Will ich Menschen um mich versammeln, dann muss ich das eben so einfach wie möglich machen. Komplizierte Dinge nutzt keiner und auf Holschuld pfeift der Bürger auch. Der macht dann einfach nix, sondern meckert weiter vor sich hin, wie doof Politiker doch sind und geht im Zweifel nichtmal wählen.

Man kann nicht alles so organisieren, dass jegliche Information, die ein Bürger sich gerade wünscht, innerhalb von 20 Sekunden auf dem Bildschirm erscheint.

Sicher, aber man kann es sich trotzdem zum Ziel setzen. Dass das Wiki nun nicht so das beste Tool ist, Informationen einfach zu organisieren, wissen ja auch die Piraten. Die Hürde, dort mitzumachen, ist relativ gross (selbst für mich).
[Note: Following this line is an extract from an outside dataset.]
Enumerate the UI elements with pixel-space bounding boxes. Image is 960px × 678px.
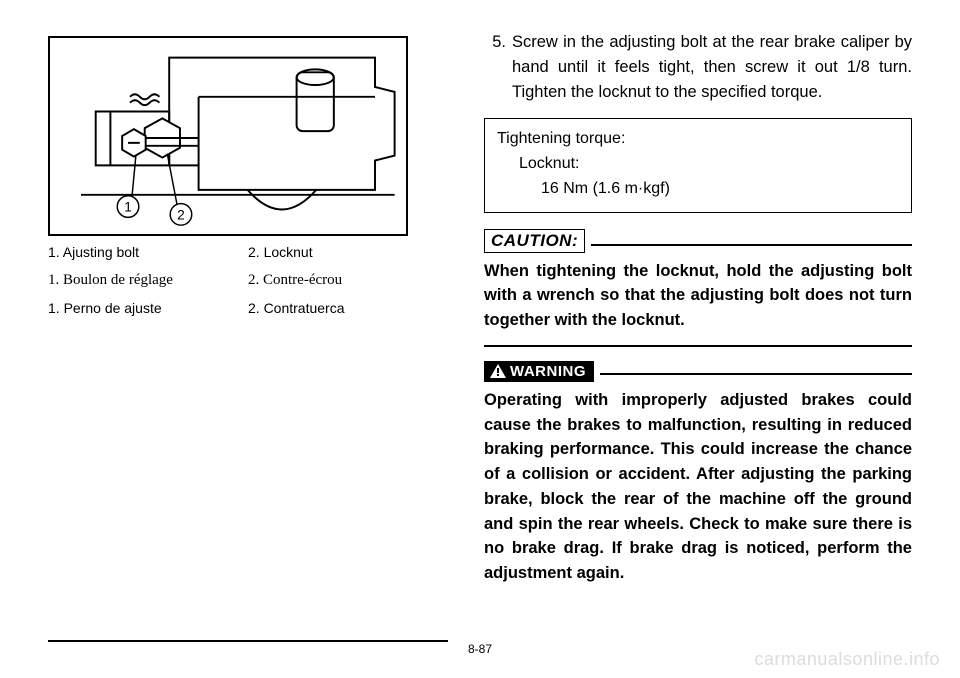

Von daher ist es schon ein Fortschritt, dass die Fraktion sich für ein Blog entschieden hat, wenn es leider auch noch am Inhalt etwas hapert. Ein Blog ist einerseits leicht zu befüllen, das Aktuelle steht automatisch oben, man kann es einfach nach Kategorien und Tags ordnen, ohne irgendeine seltsame Syntax kennen zu müssen und Kommentieren könnte einfacher nicht sein.

Allerdings arbeitet wohl die AG Basisarbeit daran, das alles im Hinblick auf Neupiraten besser zu gestalten (da auch die Basis aus Bürgern besteht, warum nicht umbenennen in AG Mitmachen?)

Grundsätzlichen Journalismus zu betreiben ist auch kaum die Kernaufgabe einer politischen Partei

Hier ging es um die Frage, wie viel man als Partei informieren sollte und ich würde sagen, dass die Grenze für eine Mitmach-Partei da nach oben offen ist.

Man muss doch generell erst einmal über das Thema aufklären, bevor man sich eine Meinung dazu bilden kann. Das gilt ja auch für Mitglieder. Aber das passiert ja auch in den Parteien. Es wird nur selten dokumentiert, so dass die, die nicht dabei waren, an diesem Wissen partizipieren können.

Das Hauptproblem sehe ich hier eher in der Organisation und Aufbereitung der Information. Das sollte schnell und einfach gehen und an diesem Ziel kann man wahrscheinlich immer arbeiten.

Und nu…?

Nun weiss ich immer noch nicht, woran ich bei den Piraten bin, würde mir aber wünschen, dass es da eine Gruppe gibt, die Informationen besser aufbereiten und persönlicher kommunizieren will. Weg vom Wiki, PMs verstecken, persönlich kommunizieren und mehr Call to Actions (“Hier mitdiskutieren”), wären ein Anfang. Gerade letzteres ist IMHO wichtig, denn meist brauchen die Menschen halt ein konkretes Projekt, wo sie mitmachen könnten und suchen nicht auf gut Glück mal unter dem Punkt “Mitmachen”.

Ansonsten ist schön, dass sich die SPD Aachen wohl aufgrund meines Beitrags auch gerade Gedanken über ihre Homepage macht (wie ich hörte). Vielleicht mag sie das ja auch öffentlich machen.

Ansonsten sollte dieser Post erstmal nur der Beantwortung dienen. Wem das zu unkonstruktiv ist, der mag vielleicht für grundsätzliche Ideen hier mal gucken. Weiteres folgt.